WANGGUDU – Stasiun Pengisian Bahan Bakar Nelayan (SPBN) di Kelurahan Tinobu Kecamatan Lasolo, Kabupaten Konawe Utara, Provinsi Sulawesi Tenggara (Sultra), diduga kuat menjual BBM bersubsidi jenis solar diatas harga satuan eceran tertinggi (HET).
Dugaan kuat tersebut terkuak oleh massa aksi saat melakukan demonstrasi yang di lakukan oleh Koalisi Pemuda Pemerhati Hukum Konawe Utara (KPPHKU) Bersama Hippma Lasolo dan Karang Taruna Kelurahan Tinobu bersama nelayan serta masyarakat sekitar SPBN, Kamis (2/4/2026).
Jenderal lapangan, Ateng Tenggara dalam orasinya mengatakan, BBM subsidi jenis solar diduga kuat dijual tanpa transparansi selama ini terhadap nelayan.
Menurut Ateng, selama ini Pertamina telah mamasok BBM subsidi jenis solar sebanyak 40 ribu secara bertahap, yakni 5 kali muatan mobil tangki Pertamina, 8 ribu liter bergiliran masuk dalam sebulan. Sementara BBM jenis pertalite 32 ribu Liter dengan 4 kali di muat oleh mobil Pertamina dengan muatan 8 ribu liter dalam sebulan.
“Nelayan yang terdaftar sebagai penerima Hak BBM Bersubsidi untuk jenis Solar sebanyak 41 Nelayan dan Pertalite 46 Nelayan yang terdata di SPBN Tinobu memiliki Hak membeli Kedua BBM Bersubsidi itu,” katanya.
Ironisnya, lanjut Ateng, pihak SPBN terindikasi kuat memainkan harga BBM subsidi baik solar maupun pertalite. Di mana untuk solar sendiri SPBN menjual dengan harga Rp254 ribu dengan isi 33 liter di jergen 35 liter.
“Untuk BBM jenis pertalite itu diduga kuat dijual dengan harga Rp350 ribu dengan isi 33 liter. Dugaan praktek mark-up adalah sebuah pelanggaran pidana. Maka kami mendesak Polres Konawe Utara dan Polda Sultra untuk segara melakukan penindakan. Pertamina kami desak menjatuhkan sanksi pencabutan isin,” ujarnya.
Rupanya, dugaan kuat atas praktek murk-up harga BBM subsidi diamini oleh Supervisor SPBN Tinobu, Siti Badriah dihadapan massa aksi.
“Selama beroperasi kami menjual solar dan pertalite menggunakan jergen, untuk per jergen di jual dengan harga Rp254 Ribu dengan isi 33 liter.
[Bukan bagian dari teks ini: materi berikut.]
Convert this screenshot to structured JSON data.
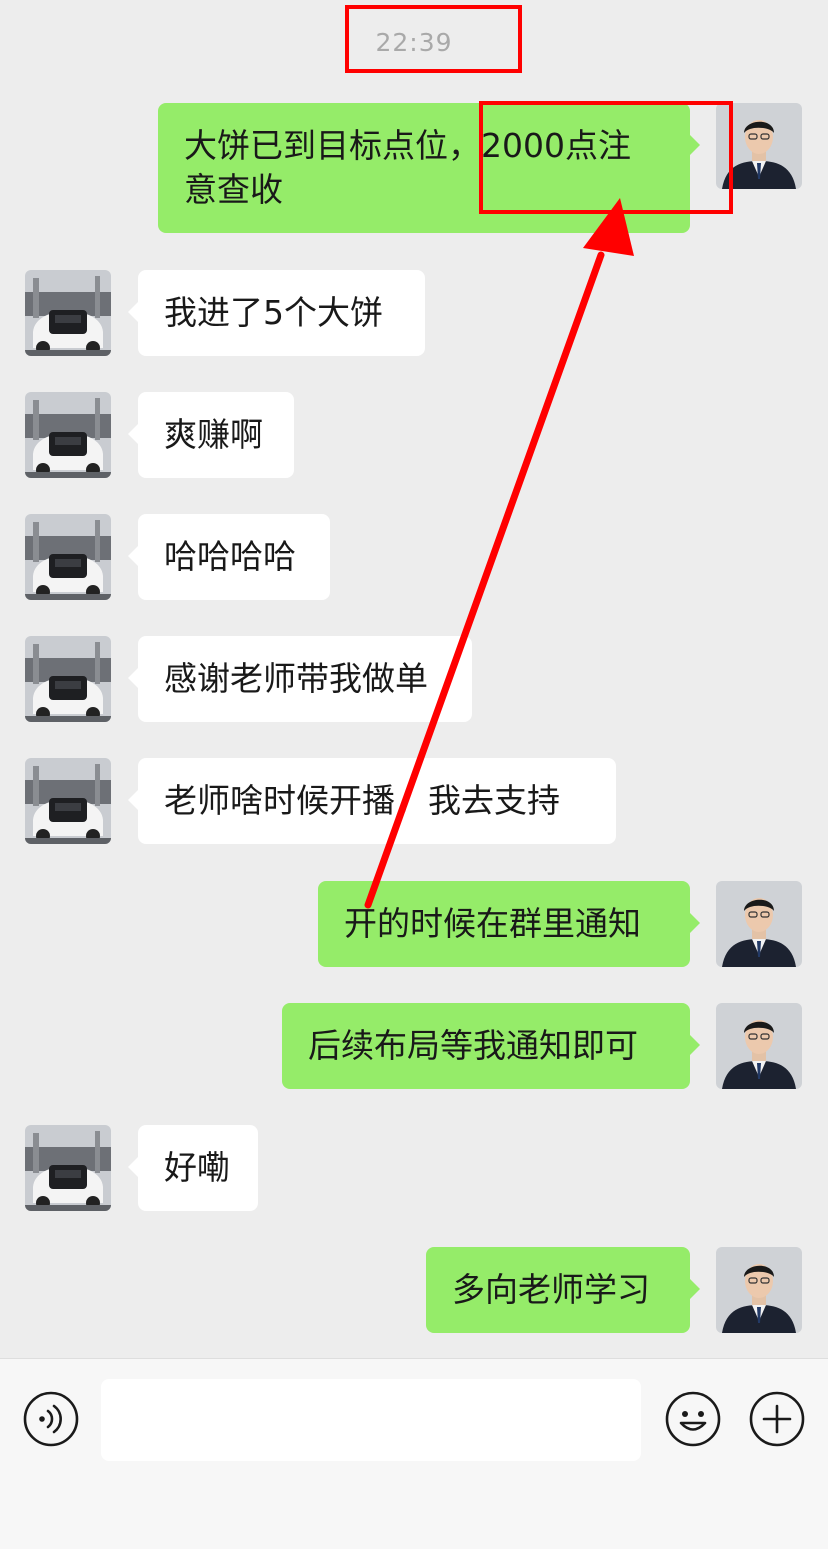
{
  "timestamp": "22:39",
  "messages": [
    {
      "side": "out",
      "lines": [
        "大饼已到目标点位，2000点注",
        "意查收"
      ]
    },
    {
      "side": "in",
      "text": "我进了5个大饼"
    },
    {
      "side": "in",
      "text": "爽赚啊"
    },
    {
      "side": "in",
      "text": "哈哈哈哈"
    },
    {
      "side": "in",
      "text": "感谢老师带我做单"
    },
    {
      "side": "in",
      "text": "老师啥时候开播，我去支持"
    },
    {
      "side": "out",
      "text": "开的时候在群里通知"
    },
    {
      "side": "out",
      "text": "后续布局等我通知即可"
    },
    {
      "side": "in",
      "text": "好嘞"
    },
    {
      "side": "out",
      "text": "多向老师学习"
    }
  ],
  "input": {
    "value": "",
    "placeholder": ""
  },
  "icons": {
    "voice": "voice-icon",
    "emoji": "emoji-icon",
    "plus": "plus-icon",
    "avatar_self": "man-in-suit-avatar",
    "avatar_other": "car-engine-avatar"
  },
  "colors": {
    "background": "#ededed",
    "outgoing_bubble": "#95ec69",
    "incoming_bubble": "#ffffff",
    "annotation": "#ff0000"
  }
}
Sedangkan penjualan pertalite di jual dengan harga Rp350 ribu dengan isi yang sama 33 Liter,” bebernya.
Mendengar penjelasan pihak SPBN Tinobu, Ateng Tenggara dengan suara lantang mengungkapkan jika pihak SPBN terindikasi kuat menyalahi aturan dan melanggar UU Nomor 6 Tahun 2023 Tentang Penjualan Harga BBB di atas Satuan Harga Eceran Tertinggi (HET) yang telah di tetapkan oleh pemerintah maka akan di kenakan Pidana 6 Tahun Penjara dan sanksi denda Rp60 Miliar.
“Harga yang di tetapkan pemerintah itu untuk jenis solar di bandrol dengan harga Rp6.800/liter dan pertalite Rp10.000/liter. Tidak boleh di jual di atas harga tersebut karena akan menyalahi aturan pemerintah. Sangat miris jika APH dan Pertamina diam tanpa melakukan penindakan hukum,” cetusnya.